肉桂醛介导H2O2双向调控链格孢菌非寄主选择性毒素合成机制

Alternaria alternata is one of major fungus causing the decay of mildew rot in grape fruits, it could generate mycotoxins during the fungi growth and result the harm to human health. Cinnamaldehyde, a kind of plant essential oils, which proved to be effectively against A. alternata, but further investigation on the regulations of mycotoxins biosynthesis was remain undetermined. This study will start with the effect of cinnamaldehyde on the inhibition of A. alternata mycotoxins biosynthesis, mainly focus on: 1) the optimization of HPLC for mycotoxins measurements, and will study the effect of cinnamaldehyde, cinnamaldehyde + H2O2, and cinnamaldehyde + DMTU treatment on the synthesis of Non-Host Specific Toxin (NHST) in A. alternata at different culturing time; 2) the transcriptome sequencing (RNA-seq) will be adapted to reveal the transcriptome profilings of A.alternata after different treatments; 3) the isobaric tags for relative and absolute quantitation (iTRAQ) techniques will be used for analysing the proteome profilings after A. alternata cultured with cinnamaldehyde, H2O2 and DMTU. 4) the quantitative real-time PCR will be conducted to confirm the correlation analysis results of transcriptome and proteome profilings, thereby to reveal the acting elements of transcription factor in the promoter of differential genes, and the molecular regulatory mechanism of H2O2 on the synthesis of Non-Host Specific Toxin. 5) will investigate the changeable enzymatic activity in the differential metabolic pathway (mainly focus on REDOX metabolic pathway), finally to reveal the bi-directional control mechanism of H2O2 on the synthesis of Non-Host Specific Toxin in Alternaria spp. treated Cinnamaldehyde. This study will interpret the regulation mechanism of NHST synthesis from physiology, biochemistry and molecular biology level after cinnamaldehyde, H2O2 and DMTU treatments, and the results of the study will provide a solid theoretical foundation on the effect of essential oils on mycotoxins synthesis.
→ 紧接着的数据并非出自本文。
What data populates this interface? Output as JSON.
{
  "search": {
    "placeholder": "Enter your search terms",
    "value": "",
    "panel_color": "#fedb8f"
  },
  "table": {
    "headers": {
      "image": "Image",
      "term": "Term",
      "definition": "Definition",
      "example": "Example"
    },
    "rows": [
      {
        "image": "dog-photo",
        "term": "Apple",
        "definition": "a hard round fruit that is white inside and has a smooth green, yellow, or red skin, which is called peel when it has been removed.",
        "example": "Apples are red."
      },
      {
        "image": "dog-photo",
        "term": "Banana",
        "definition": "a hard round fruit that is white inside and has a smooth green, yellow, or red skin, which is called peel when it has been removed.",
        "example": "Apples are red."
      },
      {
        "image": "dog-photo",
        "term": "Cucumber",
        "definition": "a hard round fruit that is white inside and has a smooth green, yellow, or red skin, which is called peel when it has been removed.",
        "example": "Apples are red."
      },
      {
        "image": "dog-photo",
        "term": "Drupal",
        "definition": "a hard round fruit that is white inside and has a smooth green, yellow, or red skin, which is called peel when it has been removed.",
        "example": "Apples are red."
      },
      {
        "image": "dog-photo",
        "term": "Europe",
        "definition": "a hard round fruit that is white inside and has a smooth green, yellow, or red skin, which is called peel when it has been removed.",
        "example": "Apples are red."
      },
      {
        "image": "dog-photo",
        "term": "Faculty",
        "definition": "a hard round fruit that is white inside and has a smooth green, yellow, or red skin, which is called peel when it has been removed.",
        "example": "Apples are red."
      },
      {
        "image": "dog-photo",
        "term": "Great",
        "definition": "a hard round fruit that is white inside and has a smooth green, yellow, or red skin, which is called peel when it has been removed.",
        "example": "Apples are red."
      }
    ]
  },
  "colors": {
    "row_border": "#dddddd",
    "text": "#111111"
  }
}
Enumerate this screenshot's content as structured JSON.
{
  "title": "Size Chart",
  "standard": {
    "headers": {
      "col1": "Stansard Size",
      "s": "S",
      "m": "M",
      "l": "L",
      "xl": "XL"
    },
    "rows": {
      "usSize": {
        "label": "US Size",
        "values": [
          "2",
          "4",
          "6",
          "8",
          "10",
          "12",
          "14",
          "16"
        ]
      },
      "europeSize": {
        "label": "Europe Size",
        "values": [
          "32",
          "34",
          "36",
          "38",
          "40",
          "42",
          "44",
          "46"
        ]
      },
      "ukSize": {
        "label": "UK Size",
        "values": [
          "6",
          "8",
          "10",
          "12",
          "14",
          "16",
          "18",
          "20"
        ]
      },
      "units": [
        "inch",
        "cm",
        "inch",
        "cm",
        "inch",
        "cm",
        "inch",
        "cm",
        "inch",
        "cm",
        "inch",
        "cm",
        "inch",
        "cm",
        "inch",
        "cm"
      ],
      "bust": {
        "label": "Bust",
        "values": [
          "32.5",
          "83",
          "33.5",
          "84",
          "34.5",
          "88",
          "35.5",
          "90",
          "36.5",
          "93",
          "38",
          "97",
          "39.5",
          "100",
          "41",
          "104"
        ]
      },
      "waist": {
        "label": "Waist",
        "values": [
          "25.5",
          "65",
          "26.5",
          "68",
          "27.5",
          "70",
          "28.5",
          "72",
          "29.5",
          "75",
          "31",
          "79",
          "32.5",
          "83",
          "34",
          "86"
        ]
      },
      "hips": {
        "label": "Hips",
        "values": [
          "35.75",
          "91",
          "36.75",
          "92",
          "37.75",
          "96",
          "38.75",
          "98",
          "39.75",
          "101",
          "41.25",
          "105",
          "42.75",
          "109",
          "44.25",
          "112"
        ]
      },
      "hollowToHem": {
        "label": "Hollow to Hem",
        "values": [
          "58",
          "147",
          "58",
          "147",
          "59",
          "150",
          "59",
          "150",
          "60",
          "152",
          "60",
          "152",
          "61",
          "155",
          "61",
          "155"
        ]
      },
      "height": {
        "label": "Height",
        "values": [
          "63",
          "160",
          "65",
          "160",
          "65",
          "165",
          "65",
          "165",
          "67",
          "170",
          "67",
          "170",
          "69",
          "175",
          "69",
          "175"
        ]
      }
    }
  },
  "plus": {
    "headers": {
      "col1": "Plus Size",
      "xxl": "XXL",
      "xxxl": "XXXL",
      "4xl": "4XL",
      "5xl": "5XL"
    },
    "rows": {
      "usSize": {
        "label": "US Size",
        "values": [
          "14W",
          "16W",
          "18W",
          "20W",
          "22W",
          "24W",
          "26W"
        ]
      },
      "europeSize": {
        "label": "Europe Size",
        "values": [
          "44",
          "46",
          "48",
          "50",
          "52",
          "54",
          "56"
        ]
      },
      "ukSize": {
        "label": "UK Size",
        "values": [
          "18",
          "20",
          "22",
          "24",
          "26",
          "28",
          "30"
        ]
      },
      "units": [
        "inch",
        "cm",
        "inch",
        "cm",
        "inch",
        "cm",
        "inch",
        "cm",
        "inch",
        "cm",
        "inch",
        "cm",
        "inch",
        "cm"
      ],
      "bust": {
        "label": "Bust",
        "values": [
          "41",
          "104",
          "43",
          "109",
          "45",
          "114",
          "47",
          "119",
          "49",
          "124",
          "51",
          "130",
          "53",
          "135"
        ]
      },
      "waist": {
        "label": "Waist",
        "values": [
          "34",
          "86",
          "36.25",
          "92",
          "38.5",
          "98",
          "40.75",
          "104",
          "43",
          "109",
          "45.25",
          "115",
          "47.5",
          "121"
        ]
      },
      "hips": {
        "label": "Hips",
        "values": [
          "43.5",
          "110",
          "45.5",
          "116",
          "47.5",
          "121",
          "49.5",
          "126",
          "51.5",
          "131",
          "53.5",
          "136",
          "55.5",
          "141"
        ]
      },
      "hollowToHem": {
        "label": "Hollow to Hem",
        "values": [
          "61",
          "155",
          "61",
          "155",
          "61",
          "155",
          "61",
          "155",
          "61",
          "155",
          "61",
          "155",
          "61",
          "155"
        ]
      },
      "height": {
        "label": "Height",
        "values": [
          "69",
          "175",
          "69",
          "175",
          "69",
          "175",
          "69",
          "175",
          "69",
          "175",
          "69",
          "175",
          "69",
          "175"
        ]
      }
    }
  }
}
链格孢菌是引起葡萄采后病害的主要病菌，其产生的真菌毒素对人体健康有巨大危害。前期研究发现肉桂醛可抑制链格孢菌生长，且H2O2可能参与调控肉桂醛对非寄主选择性毒素合成的影响。本项目主要研究：1）测定肉桂醛、肉桂醛+H2O2和肉桂醛+DMTU对非寄主选择性毒素合成的影响；2）利用RNA-seq和iTRAQ技术筛选不同处理间的差异基因、转录因子及受影响的代谢途径；3）利用荧光定量PCR验证基因表达并明确受影响的代谢途径，分析差异基因启动子序列，确定转录因子作用元件，从分子生物学的角度确定H2O2参与调控链格孢菌非寄主选择性毒素合成的方式；4）测定受影响代谢途径中的酶活性，从生理生化角度验证参与肉桂醛介导H2O2影响非寄主选择性毒素合成过程的代谢途径。研究结果从生理生化及分子生物学角度阐明肉桂醛介导H2O2对链格孢菌非寄主特异性毒素合成的双向调控机制，可为控制采后葡萄果实真菌毒素污染奠定理论基础。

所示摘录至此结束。